Ateras sah zu Tonyar: „Kannst du den beiden bitte erzählen, was in der Kuppel passiert ist? In der Zwischenzeit kehren wir zu den anderen zurück." Er stand auf und fing an, das Sonnensegel abzubauen, dann wandte er sich noch einmal Semio zu: „Du musst Josuan von dem Pescator erzählen." Der frühere Tierhüter nickte und entfernte sich mit den Frauen. Es war ihm anzusehen, dass die Situation für ihn unangenehm war.

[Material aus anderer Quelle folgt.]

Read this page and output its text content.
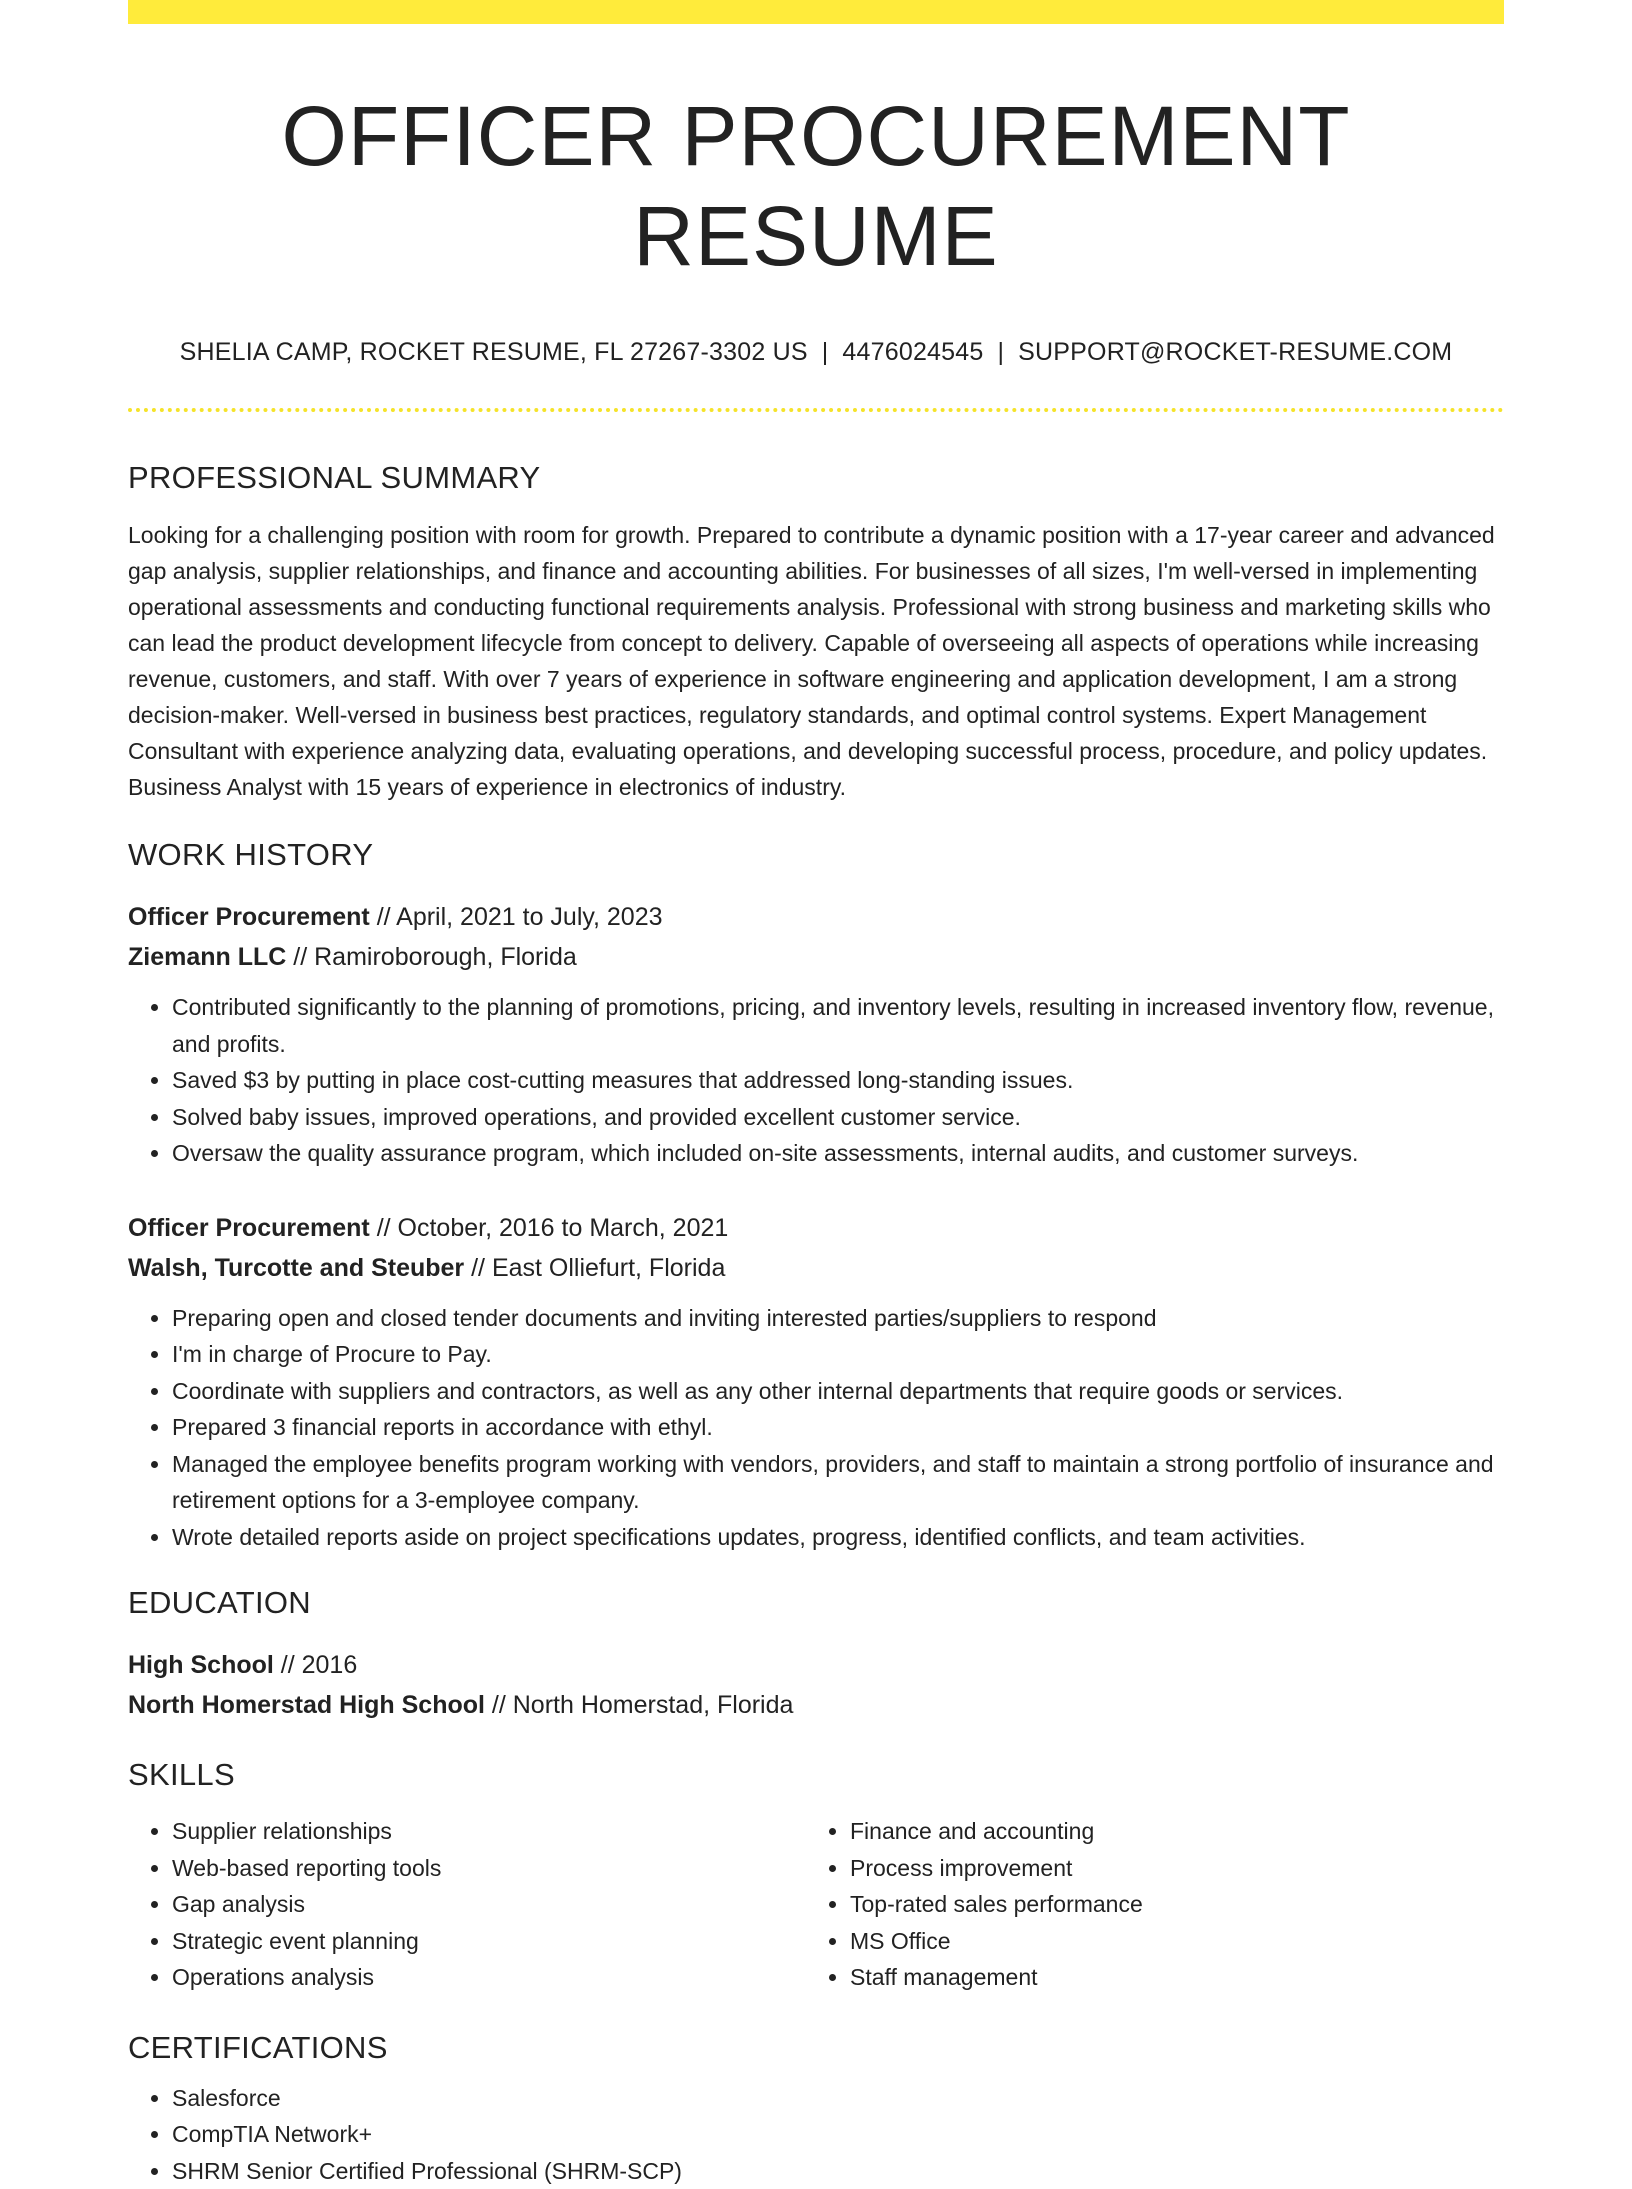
OFFICER PROCUREMENT RESUME
SHELIA CAMP, ROCKET RESUME, FL 27267-3302 US | 4476024545 | SUPPORT@ROCKET-RESUME.COM
PROFESSIONAL SUMMARY

Looking for a challenging position with room for growth. Prepared to contribute a dynamic position with a 17-year career and advanced gap analysis, supplier relationships, and finance and accounting abilities. For businesses of all sizes, I'm well-versed in implementing operational assessments and conducting functional requirements analysis. Professional with strong business and marketing skills who can lead the product development lifecycle from concept to delivery. Capable of overseeing all aspects of operations while increasing revenue, customers, and staff. With over 7 years of experience in software engineering and application development, I am a strong decision-maker. Well-versed in business best practices, regulatory standards, and optimal control systems. Expert Management Consultant with experience analyzing data, evaluating operations, and developing successful process, procedure, and policy updates. Business Analyst with 15 years of experience in electronics of industry.

WORK HISTORY
Officer Procurement // April, 2021 to July, 2023
Ziemann LLC // Ramiroborough, Florida
• Contributed significantly to the planning of promotions, pricing, and inventory levels, resulting in increased inventory flow, revenue, and profits.
• Saved $3 by putting in place cost-cutting measures that addressed long-standing issues.
• Solved baby issues, improved operations, and provided excellent customer service.
• Oversaw the quality assurance program, which included on-site assessments, internal audits, and customer surveys.
Officer Procurement // October, 2016 to March, 2021
Walsh, Turcotte and Steuber // East Olliefurt, Florida
• Preparing open and closed tender documents and inviting interested parties/suppliers to respond
• I'm in charge of Procure to Pay.
• Coordinate with suppliers and contractors, as well as any other internal departments that require goods or services.
• Prepared 3 financial reports in accordance with ethyl.
• Managed the employee benefits program working with vendors, providers, and staff to maintain a strong portfolio of insurance and retirement options for a 3-employee company.
• Wrote detailed reports aside on project specifications updates, progress, identified conflicts, and team activities.
EDUCATION
High School // 2016
North Homerstad High School // North Homerstad, Florida
SKILLS
• Supplier relationships
• Web-based reporting tools
• Gap analysis
• Strategic event planning
• Operations analysis
• Finance and accounting
• Process improvement
• Top-rated sales performance
• MS Office
• Staff management
CERTIFICATIONS
• Salesforce
• CompTIA Network+
• SHRM Senior Certified Professional (SHRM-SCP)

Auch Nassia war unwohl bei der Sache und hätte lieber nicht mit den beiden alleine geredet. Warum hatte Semio ihr nichts von Tonyar gesagt? Waren sie überhaupt ein Paar? Als die drei ein Stück gegangen waren, blieb sie stehen und sah sich besorgt um. Sie hörte in der Ferne kreischende Vögel, welche zu weit weg waren, um sie schon zu sehen. Die Wüste trug die Geräusche über eine enorme Entfernung. Alle drei sahen jetzt in die Richtung, aus der das Geschrei kam und Semio flüsterte: „Bitte, bitte lass die Vögel nicht nach uns suchen." Während Tonyar leichthin meinte: „Die Wüste ist groß. Wenn sie uns suchen, finden sie uns vielleicht gar nicht."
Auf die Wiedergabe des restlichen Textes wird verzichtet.